Sunday, 24 February 2013

Memories about a Newspaper



Memories of Goa’s first English daily newspaper and my school days are entwined, peculiar though it may sound. The Navhind Times, which completed 50 years on February 18, was established when I was studying in Class 2 English medium primary in my village, with Konkani in Devnagri as a subject.

My idea of a newspaper was shaped by the structure, layout, presentation, contents and style of this only English newspaper that I could lay my hands on, there being no other local one in the nineteen-sixties. The Marathi dailies Gomantak  and Rashtramat, and the Portuguese daily O Heraldo were out of my circle, and the Konkani Uzvad in the Roman script could not sustain my interest for long in its short life span. 

Two other English dailies, the Goa Monitor in 1972 and later the West Coast Times, made their appearance for a short time but had to be closed down. The television would make its increasingly mighty presence in Goa in the nineteen-eighties. The Herald in its English avatar, and the Gomantak Times came into existence along with the advance of television. The local edition of the Times of India followed much later in 2008.

Back to the nineteen-sixties. Goa had been liberated end of 1961. Goans were looking at their world in a new way. New openings. New commercial opportunities. A democratic way of life. English education. New industries. National outlook.  An English newspaper was the need of the hour. So the Navhind Times was established at the right time in the right place: Panjim, 1963. I guess it was appropriately named Navhind, meaning New India. The very first Panchayat election in Goa had taken place in the closing quarter of 1962, and the first election to the Legislative Assembly of Goa, Daman and Diu was impending. It took place in December 1963. Democracy was on the move and the fourth estate had to be in place.
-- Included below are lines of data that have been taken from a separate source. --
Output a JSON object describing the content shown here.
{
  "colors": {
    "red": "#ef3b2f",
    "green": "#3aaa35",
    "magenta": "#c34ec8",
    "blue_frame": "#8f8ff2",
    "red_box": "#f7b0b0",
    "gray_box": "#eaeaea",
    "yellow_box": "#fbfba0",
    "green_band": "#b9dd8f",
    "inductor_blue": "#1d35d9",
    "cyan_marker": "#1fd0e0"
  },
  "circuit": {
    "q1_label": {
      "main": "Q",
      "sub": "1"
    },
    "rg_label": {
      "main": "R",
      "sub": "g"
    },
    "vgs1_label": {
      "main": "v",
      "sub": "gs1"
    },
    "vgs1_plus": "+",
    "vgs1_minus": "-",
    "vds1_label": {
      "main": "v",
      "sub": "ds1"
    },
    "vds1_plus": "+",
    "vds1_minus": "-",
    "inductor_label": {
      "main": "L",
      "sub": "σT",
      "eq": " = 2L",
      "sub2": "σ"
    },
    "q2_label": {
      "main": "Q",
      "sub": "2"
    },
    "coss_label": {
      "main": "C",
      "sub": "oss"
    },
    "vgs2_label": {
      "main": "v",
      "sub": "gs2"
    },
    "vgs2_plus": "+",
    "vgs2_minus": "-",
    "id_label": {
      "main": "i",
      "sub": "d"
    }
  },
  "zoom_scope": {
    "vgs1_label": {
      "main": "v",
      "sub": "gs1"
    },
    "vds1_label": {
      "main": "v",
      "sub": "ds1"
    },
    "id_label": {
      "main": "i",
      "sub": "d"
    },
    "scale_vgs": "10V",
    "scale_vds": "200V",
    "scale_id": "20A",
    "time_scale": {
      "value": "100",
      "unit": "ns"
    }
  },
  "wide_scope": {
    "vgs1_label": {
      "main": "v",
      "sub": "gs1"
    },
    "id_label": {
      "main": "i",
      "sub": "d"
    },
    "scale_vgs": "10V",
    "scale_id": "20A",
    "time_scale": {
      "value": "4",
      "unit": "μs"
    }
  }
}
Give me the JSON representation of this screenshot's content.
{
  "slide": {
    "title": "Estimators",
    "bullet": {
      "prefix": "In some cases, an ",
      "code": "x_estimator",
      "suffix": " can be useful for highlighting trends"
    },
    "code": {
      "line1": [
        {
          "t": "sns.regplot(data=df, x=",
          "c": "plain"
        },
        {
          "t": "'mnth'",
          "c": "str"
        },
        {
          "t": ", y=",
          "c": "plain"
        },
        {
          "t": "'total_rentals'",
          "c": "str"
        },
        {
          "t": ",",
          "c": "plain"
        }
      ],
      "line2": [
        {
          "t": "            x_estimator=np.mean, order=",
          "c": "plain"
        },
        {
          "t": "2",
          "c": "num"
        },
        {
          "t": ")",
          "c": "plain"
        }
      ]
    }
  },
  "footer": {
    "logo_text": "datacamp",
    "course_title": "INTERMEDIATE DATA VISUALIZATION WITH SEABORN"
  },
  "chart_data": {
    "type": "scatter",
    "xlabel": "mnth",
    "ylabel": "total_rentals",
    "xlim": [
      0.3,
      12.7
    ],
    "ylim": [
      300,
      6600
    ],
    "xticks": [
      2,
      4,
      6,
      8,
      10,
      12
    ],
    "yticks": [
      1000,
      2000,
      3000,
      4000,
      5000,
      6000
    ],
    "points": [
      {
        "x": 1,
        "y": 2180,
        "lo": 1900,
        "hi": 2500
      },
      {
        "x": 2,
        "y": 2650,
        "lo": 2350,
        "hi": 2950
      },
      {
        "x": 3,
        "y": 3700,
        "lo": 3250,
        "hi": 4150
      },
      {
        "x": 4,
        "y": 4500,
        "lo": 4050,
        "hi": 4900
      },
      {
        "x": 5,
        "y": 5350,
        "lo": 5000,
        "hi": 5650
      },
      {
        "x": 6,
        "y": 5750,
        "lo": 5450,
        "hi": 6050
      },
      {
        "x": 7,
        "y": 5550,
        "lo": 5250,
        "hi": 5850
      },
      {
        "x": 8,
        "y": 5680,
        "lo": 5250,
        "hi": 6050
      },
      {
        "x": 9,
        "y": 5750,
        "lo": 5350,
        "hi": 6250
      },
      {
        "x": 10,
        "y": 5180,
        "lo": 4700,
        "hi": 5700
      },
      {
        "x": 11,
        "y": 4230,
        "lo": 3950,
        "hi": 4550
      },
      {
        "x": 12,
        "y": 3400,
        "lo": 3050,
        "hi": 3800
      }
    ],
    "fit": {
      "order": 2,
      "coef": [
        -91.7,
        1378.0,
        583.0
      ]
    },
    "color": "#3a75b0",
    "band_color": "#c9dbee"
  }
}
The new daily helped Goans to get into the national mainstream by presenting national news every morning in print form. Listening to the news bulletins on the All India Radio would be another way of keeping in touch with daily events. 

The assassination of American President John Francis Kennedy and the death of Prime Minister Jawaharlal Nehru were two events that took place in 1963 and 1964. These events were big enough to draw the attention of school students like me. We must have seen the first pictures of these shattering events in our local newspaper. Where else could we have seen those photographs? The election of Prime Minister Lal Bahadur Shastri in 1964, the India-Pakistan war 1965, the ‘Jai Javan, Jai Kisan’ slogan, the shocking death of Prime Minister Shastri at Tashkent in January 1966, and the election of Indira Gandhi as prime minister immediately thereafter are events recorded in my memory as they are in the archives of the newspapers of those eventful times. The newspapers played as important a role in making news interesting as the news itself made the papers interesting. The sports page was much sought after by students, specially the football coverage at the local, national and international levels. Where else could we see pictures of Pele? No colorful news magazines were available on the newsstands. At times we could lay our hands on  few copies of the Illustrated Weekly of India, more for the illustrations than for the serious content. Now I miss it, contents and all. Very interesting newsmagazines are published these days, but the Illustrated Weekly and the secretly borrowed Eve’s Weekly of my student days will never be forgotten. 

What brought me seriously to the newspapers, the daily and several weeklies, was the Opinion Poll of Goa in 1967 . I was in middle school at that time. I discovered the power of the press. And the power of the platform. The press would present the news, comments, editorials and letters to the editor. What a marathon debate. So what if we students were not eligible to vote. Our parents, our relations, our neighbors, our teachers were all going to vote. Our future, our identity, our land and our language were all at stake. We had to read the newspaper to check about yesterday while we anxiously waited for tomorrow. And the day passed, 16th January 1967. The papers became even more interesting with three days of counting. The results were declared on the All India Radio on 19th January afternoon. We had won. Our excitement knew no bounds. But still we had to wait to catch a glimpse of the newspapers on 20th January. It was a delight to see the results in print.

Ever since then newspaper reading became a necessity, a habit, a compulsion.

A month later the first English daily of Goa completed four years. 

I wish the daily many more interesting years on the occasion of its golden jubilee. I consider it appropriate to quote James Thurber: “There are two kinds of light – the glow that illuminates, and the glare that obscures”. Keep illuminating.